Published on 12:00 AM, December 19, 2010

Column

Mobile data dilemma

The idea of mobile operators jointly owning and operating the network is bubbling again. The latest was the call by the Banglalink CEO that all mobile operators cooperate in building one common 3G network (Growth hinges on telecom, Nov 11, 2010).
For an industry in which profits are under considerable pressure, the prospect of investing in an entire overlay network that may or may not yield revenues over and above what the existing 2G network currently generates is understandably scary. For governments that have been slow to re-farm frequencies, the prospect of getting 3G services with a smaller number of spectrum slots is attractive. For the many planners among us, still retaining elements of 1960s thinking, the idea of input optimisation is inherently attractive.
But the proposal is impractical and wrong. It should be scotched before it gains any traction in this key period where one hopes plans are being made for Bangladesh's 3G auctions.

Decision-making by consortium
Unlike traditional infrastructures such as water distribution systems -- telecom networks require continuous investment and improvement. Thirty years or even 60 years later, properly installed water pipes will function little differently than when they were put in. In contrast, the capabilities of a telecom network will be fundamentally different just a few years after it is built. Continuous software enhancements will increase the carrying capacity as well as functionalities.
This means that a telecom network requires a governance structure capable of quick investment decisions. It has been well established that government-owned enterprises lack this. What is less well known is that enterprises that are jointly owned by private entities that compete elsewhere on the value chain also lack the ability to take investment decisions.
An investment decision is not simply an expression of opinion; it has to be backed up by large sums of real money. Even in joint ventures made up of only two parties, it is difficult to make investment decisions. One may prefer the quick gratification of declaring dividends while the other is willing to delay the rewards in the belief that the delay will multiply them. The result is deadlock. Many joint ventures dissolve for this reason.
Can you imagine such decisions being taken by four or five operators with different profitability profiles and shareholders with varying expectations? A consortium of operators running a 3G network is a recipe for deadlock.
One may argue that the problem can be solved by majority vote. That is how it is solved in limited-liability companies or some partnerships. The rules decree that the minority must commit resources to implement the majority decision. But how realistic is this in the case of a consortium? Can a company that is losing money or is under pressure to keep its share price up, be compelled to invest? Unlikely.
The issue is not simply about upgrading the capabilities of networks. A 3G network is rarely, if ever, fully built out right at the start. Normal practice is to build in the main cities, the highways, then the secondary cities, and so on. The investment timing and extent depend on many factors, among them being the return on the previous investment. It is well known that different operators have different marketing strategies: some base theirs on the broadest possible coverage; other focus on different niches. They will obviously have differences on, for example, the pace of extending coverage beyond the highways into the interior to cover villages. These differences will create friction in all investment decisions taken by the consortium.
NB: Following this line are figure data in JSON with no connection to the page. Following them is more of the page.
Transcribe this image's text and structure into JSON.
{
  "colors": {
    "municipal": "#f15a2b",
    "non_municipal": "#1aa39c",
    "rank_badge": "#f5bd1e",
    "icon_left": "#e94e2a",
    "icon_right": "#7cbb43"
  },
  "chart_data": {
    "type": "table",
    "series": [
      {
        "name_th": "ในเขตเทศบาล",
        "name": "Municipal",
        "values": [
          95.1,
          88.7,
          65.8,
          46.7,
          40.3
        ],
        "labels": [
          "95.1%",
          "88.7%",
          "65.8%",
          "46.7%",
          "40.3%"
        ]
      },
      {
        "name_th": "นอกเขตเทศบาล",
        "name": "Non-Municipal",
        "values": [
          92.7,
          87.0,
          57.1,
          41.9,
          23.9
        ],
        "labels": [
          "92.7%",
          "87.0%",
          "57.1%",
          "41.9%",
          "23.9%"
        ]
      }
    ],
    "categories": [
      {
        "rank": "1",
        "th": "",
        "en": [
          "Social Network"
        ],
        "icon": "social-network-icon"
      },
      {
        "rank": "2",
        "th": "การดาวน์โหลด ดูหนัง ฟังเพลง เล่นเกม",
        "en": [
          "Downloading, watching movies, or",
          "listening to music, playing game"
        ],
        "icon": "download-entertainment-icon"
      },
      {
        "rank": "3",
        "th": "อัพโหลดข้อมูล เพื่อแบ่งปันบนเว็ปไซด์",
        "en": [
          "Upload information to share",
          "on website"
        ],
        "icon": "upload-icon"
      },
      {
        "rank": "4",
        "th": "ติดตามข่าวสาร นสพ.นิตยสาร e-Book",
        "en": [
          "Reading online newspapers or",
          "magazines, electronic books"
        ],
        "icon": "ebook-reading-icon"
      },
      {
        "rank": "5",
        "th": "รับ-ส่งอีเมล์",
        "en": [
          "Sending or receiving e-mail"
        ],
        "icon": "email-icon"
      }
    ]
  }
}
One company owns; others use
Even in the case of gas and water pipelines, where there is no continuous need for investment and upgrades, consortia are not optimal. Here, the best solution is seen as that which allows one company to build and operate the network, subject to an obligation to allow its competitors at the retail level to use it in a non-discriminatory manner and at cost-oriented prices.
Perhaps this is a solution for 3G networks, if an acceptable regulatory regime exists.
In the case of infrastructure that does not require continuous investment and upgrades, one may even embed the terms and conditions of giving access to competitors in a detailed concession contract. The government can craft this governing document using external expertise and transparent procedures. If the document is clear enough, it is possible that the need for ongoing supervision by a regulatory agency will be minimal. The problem, of course, is that if one party wants to renege on commitments or gain an advantage, all it has to do is hire clever lawyers. Then the need for adjudication and dispute resolution arises; a regulatory agency or arbitration becomes essential.

Regulatory discretion
In the case of 3G networks, unambiguous concession contracts will be difficult to craft because markets and technologies are in rapid flux. Whatever is written down at a point of time cannot fully reflect all future trajectories.
That leaves the whole thing at the mercy of the regulatory agency and its discretion. If we are talking about building a 3G network in Sweden that will be made available to all operators on fair terms, I might concede the possibility of an effective regulatory solution. But the question is whether the single network can be made to work in Bangladesh, where there still are questions about the capacity and efficacy of the regulatory powers -- now divided between the Ministry and the Regulatory Commission.
The operation of multiple 3G networks, owned and operated by different limited-liability companies, may be sub-optimal if seen solely from resource optimisation or planning perspective. But it is actually the most efficacious for the ground conditions in Bangladesh.
The different networks will be rolled out at different speeds, and be based on different geographical and service-quality priorities. Consumers will have real choices and things will get done with minimal dependence on high performance by the regulatory agency. We go back to a fundamental truth: the best solution depends on the fit with actual circumstances, not fealty to an abstract ideal.

Rohan Samarajiva is the CEO of LIRNEasia.